For any substantial impact on public health care expenditure to be made would mean that more than fifty percent of baby boomers to opt out of the public system.

However there is no garantee that governments would return any taxation saving to the tax payer.

<

So why then are we content to stick with a public hospital system that takes our taxes and is better at funding bureacrats than it is at funding hospital beds? >

You say you don't support the american style of health care, yet here you are expressing the idea that our taxes are used to fund bureacrats which is true, in an ideal world there would be less funding for bureacrats and more funding for public hospitals.

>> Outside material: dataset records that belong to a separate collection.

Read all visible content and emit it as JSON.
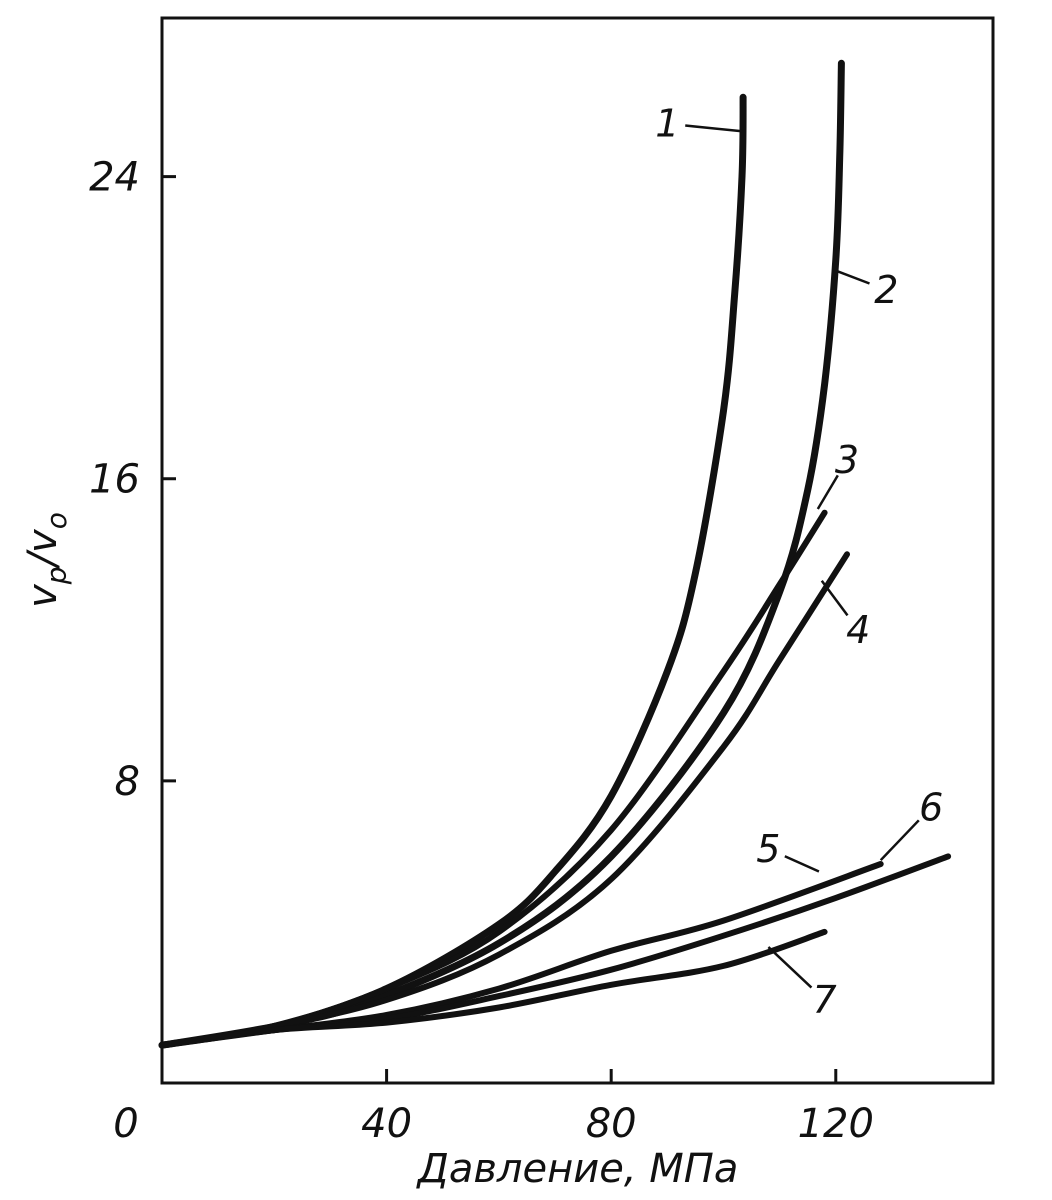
{
  "chart_data": {
    "type": "line",
    "title": "",
    "xlabel": "Давление, МПа",
    "ylabel": "v_p/v_o",
    "ylabel_parts": {
      "main1": "v",
      "sub1": "p",
      "slash": "/",
      "main2": "v",
      "sub2": "o"
    },
    "xlim": [
      0,
      148
    ],
    "ylim": [
      0,
      28.2
    ],
    "x_ticks": [
      {
        "value": 0,
        "label": "0"
      },
      {
        "value": 40,
        "label": "40"
      },
      {
        "value": 80,
        "label": "80"
      },
      {
        "value": 120,
        "label": "120"
      }
    ],
    "y_ticks": [
      {
        "value": 8,
        "label": "8"
      },
      {
        "value": 16,
        "label": "16"
      },
      {
        "value": 24,
        "label": "24"
      }
    ],
    "grid": false,
    "legend": "none",
    "series": [
      {
        "name": "1",
        "x": [
          0,
          20,
          40,
          60,
          70,
          80,
          90,
          95,
          100,
          102,
          103.3,
          103.5
        ],
        "y": [
          1.0,
          1.5,
          2.5,
          4.2,
          5.6,
          7.6,
          10.9,
          13.5,
          17.8,
          20.9,
          24.0,
          26.1
        ]
      },
      {
        "name": "2",
        "x": [
          0,
          20,
          36,
          60,
          80,
          100,
          110,
          115,
          118,
          120,
          120.7,
          121
        ],
        "y": [
          1.0,
          1.5,
          2.1,
          3.7,
          6.0,
          9.8,
          13.0,
          15.7,
          18.5,
          21.8,
          24.5,
          27.0
        ]
      },
      {
        "name": "3",
        "x": [
          0,
          20,
          40,
          60,
          80,
          100,
          110,
          118
        ],
        "y": [
          1.0,
          1.5,
          2.5,
          4.0,
          6.7,
          10.9,
          13.2,
          15.1
        ]
      },
      {
        "name": "4",
        "x": [
          0,
          20,
          40,
          60,
          80,
          100,
          110,
          122
        ],
        "y": [
          1.0,
          1.5,
          2.2,
          3.4,
          5.4,
          8.9,
          11.2,
          14.0
        ]
      },
      {
        "name": "5",
        "x": [
          0,
          20,
          40,
          60,
          80,
          100,
          128
        ],
        "y": [
          1.0,
          1.4,
          1.8,
          2.5,
          3.5,
          4.3,
          5.8
        ]
      },
      {
        "name": "6",
        "x": [
          0,
          20,
          40,
          60,
          80,
          100,
          120,
          140
        ],
        "y": [
          1.0,
          1.4,
          1.7,
          2.3,
          3.0,
          3.9,
          4.9,
          6.0
        ]
      },
      {
        "name": "7",
        "x": [
          0,
          20,
          40,
          60,
          80,
          100,
          118
        ],
        "y": [
          1.0,
          1.4,
          1.6,
          2.0,
          2.6,
          3.1,
          4.0
        ]
      }
    ],
    "curve_labels": [
      {
        "series": "1",
        "text": "1",
        "at": [
          103.3,
          25.2
        ],
        "text_at": [
          90,
          25.4
        ]
      },
      {
        "series": "2",
        "text": "2",
        "at": [
          120.2,
          21.5
        ],
        "text_at": [
          129,
          21.0
        ]
      },
      {
        "series": "3",
        "text": "3",
        "at": [
          116.8,
          15.2
        ],
        "text_at": [
          122,
          16.5
        ]
      },
      {
        "series": "4",
        "text": "4",
        "at": [
          117.5,
          13.3
        ],
        "text_at": [
          124,
          12.0
        ]
      },
      {
        "series": "5",
        "text": "5",
        "at": [
          117,
          5.6
        ],
        "text_at": [
          108,
          6.2
        ]
      },
      {
        "series": "6",
        "text": "6",
        "at": [
          128,
          5.9
        ],
        "text_at": [
          137,
          7.3
        ]
      },
      {
        "series": "7",
        "text": "7",
        "at": [
          108,
          3.6
        ],
        "text_at": [
          118,
          2.2
        ]
      }
    ]
  }
}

<Examining this problem has convinced me that choice and competition need to play a bigger role in the health system. I think that breaking the public system's monopoly>

It might surprise you but in the ACT for example the numbers of private verses public hospital beds are about the same.

People tend not to notice that performance of the public hospital system had improved, the numbers of hospitals beds has been decreased, yet the number of episodes of care have increased. Many procedures that use to require lengthy hospitalisations are now short stay procedures.

It seems that you think that the private system provides better care. It doesn't, there are doctors and nurses who refuse to work in the private system.

I know of one doctor who is banned in performing procedures on public patients, yet is free to treat private patients, there are other things that I could inform you of, except I would get into severe trouble.